What got me thinking about this, about talking with others, and especially with those with whom you disagree, was a brief exchange I had on Twitter. While doing a quick perusal of blog mentions, I came across a comment made by an individual who claimed that Occam's razor says that vaccines cause autism, and any studies that say otherwise are flawed. I saw this as a great opportunity to engage this person in discussion about Occam's razor, what it is and how it applies to the vaccine-autism question. It struck me that perhaps this person did not really understand Occam's razor, viewing it more as a buzz word to prop up their argument than truly getting how it would apply. Here was an opportunity to talk about the issue, to try to share my thoughts with them and to learn why they thought Occam's razor supported their position.
My efforts weren't exactly fruitful.
I'll admit, I may not have started out with the best response. Like I said, sometimes I'm better at trying to engage people, and sometimes I make a bit of a misstep.
|There are probably better, less dismissive, ways of handling this.|
|Funny, I didn't claim to have superior understanding.|
At this point, one of the other folks mention in the tweets, Doc Meehan, stepped in.
|Honest discourse, shmonest discourse. Ignore and block!|
At any rate, the Twitter exchange pretty much ended there. Ms. Briggs never responded. I can only assume that she followed Meehan's advice and close off discussion rather than seek to have an open mind. Although I am disappointed, I'm not terribly surprised.
I find the mindset rather fascinating. It isn't something that is unique to (nor necessarily universal among) anti-vaccine folks. Ignore and block. Shut down conversation. That seems to be a common trait among those who fervently believe in woo, pseudoscience, nonsense. Once they invest so much of themselves into their belief, it becomes easier to act as Doc Meehan did. Instead of listening to the questions and honestly thinking about them, just retreat into ignorance and the comfort of what you "know" to be true. When faced with a challenge to your beliefs, or even with the potential for a challenge should the conversation get that far, it's much easier to simply avoid the impending cognitive dissonance completely than to face it and think critically.
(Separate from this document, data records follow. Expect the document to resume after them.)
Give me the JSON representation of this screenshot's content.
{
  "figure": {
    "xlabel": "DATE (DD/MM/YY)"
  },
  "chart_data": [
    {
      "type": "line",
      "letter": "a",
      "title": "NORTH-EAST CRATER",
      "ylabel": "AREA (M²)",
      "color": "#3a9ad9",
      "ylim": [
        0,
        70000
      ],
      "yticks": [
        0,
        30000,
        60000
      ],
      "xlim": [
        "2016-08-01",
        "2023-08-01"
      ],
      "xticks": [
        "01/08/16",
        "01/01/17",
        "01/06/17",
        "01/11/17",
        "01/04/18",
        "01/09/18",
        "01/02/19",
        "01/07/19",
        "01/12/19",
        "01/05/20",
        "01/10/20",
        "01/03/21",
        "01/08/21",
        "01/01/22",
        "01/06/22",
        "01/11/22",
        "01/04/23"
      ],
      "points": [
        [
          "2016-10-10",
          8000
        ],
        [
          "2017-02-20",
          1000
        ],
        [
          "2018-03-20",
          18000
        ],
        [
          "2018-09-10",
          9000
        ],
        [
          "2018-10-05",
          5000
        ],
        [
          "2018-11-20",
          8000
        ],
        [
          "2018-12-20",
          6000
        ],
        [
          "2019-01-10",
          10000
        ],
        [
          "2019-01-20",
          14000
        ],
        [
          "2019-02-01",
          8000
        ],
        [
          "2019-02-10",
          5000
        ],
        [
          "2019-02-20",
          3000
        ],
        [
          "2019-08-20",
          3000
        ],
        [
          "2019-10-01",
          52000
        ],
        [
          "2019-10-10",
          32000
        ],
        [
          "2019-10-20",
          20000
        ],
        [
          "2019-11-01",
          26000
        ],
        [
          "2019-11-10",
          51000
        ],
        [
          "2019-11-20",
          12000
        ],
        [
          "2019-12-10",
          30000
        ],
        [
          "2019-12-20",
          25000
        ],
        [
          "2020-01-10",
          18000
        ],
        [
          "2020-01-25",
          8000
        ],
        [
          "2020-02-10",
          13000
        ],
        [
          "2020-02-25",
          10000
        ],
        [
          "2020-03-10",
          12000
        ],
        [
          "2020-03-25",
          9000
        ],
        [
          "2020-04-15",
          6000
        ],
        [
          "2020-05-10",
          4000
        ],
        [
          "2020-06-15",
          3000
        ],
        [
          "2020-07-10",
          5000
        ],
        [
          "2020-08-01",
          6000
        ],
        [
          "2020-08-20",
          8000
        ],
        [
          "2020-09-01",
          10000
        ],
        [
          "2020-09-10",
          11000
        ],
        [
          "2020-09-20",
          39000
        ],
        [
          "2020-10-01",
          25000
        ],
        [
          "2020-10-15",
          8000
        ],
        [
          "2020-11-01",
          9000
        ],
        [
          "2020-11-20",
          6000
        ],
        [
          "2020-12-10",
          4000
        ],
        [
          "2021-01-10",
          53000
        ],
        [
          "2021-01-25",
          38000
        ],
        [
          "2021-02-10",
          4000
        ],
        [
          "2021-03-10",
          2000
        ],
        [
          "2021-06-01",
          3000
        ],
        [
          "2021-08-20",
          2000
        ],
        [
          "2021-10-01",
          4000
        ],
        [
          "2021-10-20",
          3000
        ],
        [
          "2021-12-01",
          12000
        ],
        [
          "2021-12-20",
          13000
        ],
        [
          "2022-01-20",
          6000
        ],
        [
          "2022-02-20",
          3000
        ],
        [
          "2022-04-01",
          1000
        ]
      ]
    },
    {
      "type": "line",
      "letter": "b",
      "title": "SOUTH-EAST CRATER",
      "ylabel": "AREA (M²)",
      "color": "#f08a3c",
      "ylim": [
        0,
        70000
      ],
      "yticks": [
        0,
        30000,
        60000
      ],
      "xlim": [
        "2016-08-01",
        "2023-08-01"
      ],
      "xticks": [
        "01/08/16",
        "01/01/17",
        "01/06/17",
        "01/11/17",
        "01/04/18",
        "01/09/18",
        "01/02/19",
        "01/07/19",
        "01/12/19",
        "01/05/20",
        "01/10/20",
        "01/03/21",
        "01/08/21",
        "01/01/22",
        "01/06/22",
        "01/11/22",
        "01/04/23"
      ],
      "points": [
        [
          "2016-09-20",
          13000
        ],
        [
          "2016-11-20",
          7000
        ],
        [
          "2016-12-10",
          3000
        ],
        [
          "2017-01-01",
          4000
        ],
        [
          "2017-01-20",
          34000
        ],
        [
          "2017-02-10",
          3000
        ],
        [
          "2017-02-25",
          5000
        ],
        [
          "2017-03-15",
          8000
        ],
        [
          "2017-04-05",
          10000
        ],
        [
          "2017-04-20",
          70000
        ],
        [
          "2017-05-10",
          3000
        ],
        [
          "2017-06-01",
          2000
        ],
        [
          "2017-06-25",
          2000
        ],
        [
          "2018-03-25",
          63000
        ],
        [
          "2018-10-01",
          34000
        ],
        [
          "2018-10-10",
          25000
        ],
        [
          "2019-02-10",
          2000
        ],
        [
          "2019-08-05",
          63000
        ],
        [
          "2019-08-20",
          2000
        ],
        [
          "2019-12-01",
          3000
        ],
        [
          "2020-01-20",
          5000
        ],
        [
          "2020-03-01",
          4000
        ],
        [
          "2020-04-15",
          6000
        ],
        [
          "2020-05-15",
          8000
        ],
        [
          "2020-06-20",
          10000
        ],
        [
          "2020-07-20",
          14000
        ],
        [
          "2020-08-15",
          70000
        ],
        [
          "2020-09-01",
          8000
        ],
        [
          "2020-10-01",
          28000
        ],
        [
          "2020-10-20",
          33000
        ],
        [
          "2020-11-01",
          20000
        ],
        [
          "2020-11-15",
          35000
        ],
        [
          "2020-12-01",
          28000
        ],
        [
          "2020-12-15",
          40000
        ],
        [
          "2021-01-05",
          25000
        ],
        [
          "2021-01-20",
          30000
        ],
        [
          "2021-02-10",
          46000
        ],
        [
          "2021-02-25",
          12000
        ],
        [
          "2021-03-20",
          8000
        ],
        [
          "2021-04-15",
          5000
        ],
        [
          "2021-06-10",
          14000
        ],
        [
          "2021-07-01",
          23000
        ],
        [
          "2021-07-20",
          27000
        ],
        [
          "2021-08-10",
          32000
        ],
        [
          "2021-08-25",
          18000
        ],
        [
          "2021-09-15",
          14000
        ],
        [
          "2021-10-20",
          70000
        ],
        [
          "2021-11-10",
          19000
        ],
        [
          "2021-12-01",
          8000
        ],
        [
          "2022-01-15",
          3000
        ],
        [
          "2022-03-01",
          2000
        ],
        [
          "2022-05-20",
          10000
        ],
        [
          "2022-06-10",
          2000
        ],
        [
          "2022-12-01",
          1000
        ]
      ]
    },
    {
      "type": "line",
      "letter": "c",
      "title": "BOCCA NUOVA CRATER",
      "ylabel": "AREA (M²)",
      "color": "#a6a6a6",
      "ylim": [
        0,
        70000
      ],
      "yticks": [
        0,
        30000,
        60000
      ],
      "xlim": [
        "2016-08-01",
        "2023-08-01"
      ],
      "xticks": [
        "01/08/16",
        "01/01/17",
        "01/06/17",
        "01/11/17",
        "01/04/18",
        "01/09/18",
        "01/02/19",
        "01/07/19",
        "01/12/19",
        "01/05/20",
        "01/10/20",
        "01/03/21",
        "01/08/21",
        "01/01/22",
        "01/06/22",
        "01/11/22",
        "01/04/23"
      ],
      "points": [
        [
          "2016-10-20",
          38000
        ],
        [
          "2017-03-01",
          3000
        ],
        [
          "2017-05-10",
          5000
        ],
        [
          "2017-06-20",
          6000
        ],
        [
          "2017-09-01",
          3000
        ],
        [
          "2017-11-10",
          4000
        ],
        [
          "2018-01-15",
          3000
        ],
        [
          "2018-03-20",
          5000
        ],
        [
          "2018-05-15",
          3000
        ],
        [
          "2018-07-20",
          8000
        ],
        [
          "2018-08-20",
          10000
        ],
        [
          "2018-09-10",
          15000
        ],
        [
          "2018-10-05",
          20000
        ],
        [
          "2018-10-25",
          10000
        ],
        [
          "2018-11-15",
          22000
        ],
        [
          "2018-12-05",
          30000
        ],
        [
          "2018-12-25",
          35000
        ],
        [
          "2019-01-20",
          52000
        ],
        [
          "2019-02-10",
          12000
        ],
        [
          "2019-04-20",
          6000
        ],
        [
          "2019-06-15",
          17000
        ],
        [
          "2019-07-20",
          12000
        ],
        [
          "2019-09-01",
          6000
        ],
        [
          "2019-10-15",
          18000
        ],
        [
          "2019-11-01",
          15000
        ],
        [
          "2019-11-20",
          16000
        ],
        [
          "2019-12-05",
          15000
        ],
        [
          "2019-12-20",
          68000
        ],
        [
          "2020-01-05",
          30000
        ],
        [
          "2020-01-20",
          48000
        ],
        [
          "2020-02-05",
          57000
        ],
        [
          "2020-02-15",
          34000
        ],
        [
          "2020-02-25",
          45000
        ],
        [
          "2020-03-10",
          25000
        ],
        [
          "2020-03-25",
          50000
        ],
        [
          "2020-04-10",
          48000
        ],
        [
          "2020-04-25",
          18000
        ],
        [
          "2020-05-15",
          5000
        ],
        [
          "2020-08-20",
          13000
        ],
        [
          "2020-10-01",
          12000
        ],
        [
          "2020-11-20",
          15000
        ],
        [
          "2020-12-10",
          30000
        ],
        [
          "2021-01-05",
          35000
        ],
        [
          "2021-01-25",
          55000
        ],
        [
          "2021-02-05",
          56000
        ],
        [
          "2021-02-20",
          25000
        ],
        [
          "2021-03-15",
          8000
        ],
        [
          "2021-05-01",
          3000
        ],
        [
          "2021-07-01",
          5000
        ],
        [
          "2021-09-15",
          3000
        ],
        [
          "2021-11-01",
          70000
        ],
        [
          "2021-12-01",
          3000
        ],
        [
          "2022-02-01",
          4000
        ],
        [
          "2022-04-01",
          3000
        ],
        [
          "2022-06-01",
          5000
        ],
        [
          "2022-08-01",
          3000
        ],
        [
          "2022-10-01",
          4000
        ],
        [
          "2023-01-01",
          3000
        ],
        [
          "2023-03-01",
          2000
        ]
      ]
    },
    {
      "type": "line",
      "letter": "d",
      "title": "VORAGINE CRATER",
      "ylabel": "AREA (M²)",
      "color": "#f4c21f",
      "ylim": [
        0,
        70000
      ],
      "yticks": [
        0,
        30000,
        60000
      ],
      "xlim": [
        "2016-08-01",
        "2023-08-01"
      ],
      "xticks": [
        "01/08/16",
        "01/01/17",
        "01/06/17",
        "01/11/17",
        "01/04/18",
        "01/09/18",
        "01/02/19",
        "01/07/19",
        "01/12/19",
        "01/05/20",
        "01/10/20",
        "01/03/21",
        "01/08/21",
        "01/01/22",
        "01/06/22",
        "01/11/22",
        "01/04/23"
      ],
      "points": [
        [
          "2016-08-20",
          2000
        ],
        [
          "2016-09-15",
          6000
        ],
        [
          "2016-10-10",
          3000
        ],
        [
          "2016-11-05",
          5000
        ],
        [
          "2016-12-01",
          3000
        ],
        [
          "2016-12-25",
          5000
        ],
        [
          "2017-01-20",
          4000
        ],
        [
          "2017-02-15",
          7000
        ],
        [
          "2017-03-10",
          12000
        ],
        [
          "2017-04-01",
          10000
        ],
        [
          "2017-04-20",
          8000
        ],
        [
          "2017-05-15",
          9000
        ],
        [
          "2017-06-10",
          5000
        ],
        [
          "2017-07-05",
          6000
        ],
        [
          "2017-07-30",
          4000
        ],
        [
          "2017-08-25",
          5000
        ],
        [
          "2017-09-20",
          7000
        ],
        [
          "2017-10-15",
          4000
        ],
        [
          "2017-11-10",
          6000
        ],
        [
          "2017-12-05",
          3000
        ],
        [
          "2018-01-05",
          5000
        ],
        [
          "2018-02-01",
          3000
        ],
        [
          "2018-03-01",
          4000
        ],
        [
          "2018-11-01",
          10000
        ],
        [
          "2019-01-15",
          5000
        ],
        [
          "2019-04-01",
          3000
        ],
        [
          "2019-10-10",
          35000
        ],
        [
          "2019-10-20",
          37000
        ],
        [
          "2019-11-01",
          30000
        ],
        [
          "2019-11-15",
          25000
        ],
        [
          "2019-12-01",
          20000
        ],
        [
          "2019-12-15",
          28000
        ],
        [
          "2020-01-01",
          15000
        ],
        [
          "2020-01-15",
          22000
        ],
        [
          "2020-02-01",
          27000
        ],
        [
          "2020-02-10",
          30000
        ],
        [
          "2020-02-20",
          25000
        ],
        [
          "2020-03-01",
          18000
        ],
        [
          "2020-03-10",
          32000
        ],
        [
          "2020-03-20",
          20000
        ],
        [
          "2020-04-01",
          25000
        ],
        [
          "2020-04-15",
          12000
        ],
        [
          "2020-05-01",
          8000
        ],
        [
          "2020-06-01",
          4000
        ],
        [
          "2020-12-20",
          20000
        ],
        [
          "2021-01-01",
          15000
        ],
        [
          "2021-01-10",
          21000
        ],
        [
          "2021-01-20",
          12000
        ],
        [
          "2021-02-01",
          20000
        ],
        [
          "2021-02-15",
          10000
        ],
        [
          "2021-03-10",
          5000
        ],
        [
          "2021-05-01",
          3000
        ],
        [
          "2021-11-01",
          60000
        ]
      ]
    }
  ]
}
While it seems to be more common among believers in pseudoscience, I have seen it pop up among fellow skeptics from time to time (though usually skeptics give up after making at least an attempt at dialogue). And that is understandable. We don't like to have our beliefs questioned. It's uncomfortable. It can feel like we are being attacked or judged. We take it personally. The more invested we are in the beliefs, the more it can feel like someone that questions those beliefs is out to get us.
It's important to remember that maybe, just maybe, that person that is disagreeing with you is actually interested in talking, in understanding where you're coming from. Give it a chance. You might find that something you strongly believe is wrong. And then you'll have the opportunity to increase your understanding. That's why I do it, to test myself and expand my knowledge, to make myself better.
How about you? Have you ever found yourself in that situation, on either side of the conversation? What did you do? Why?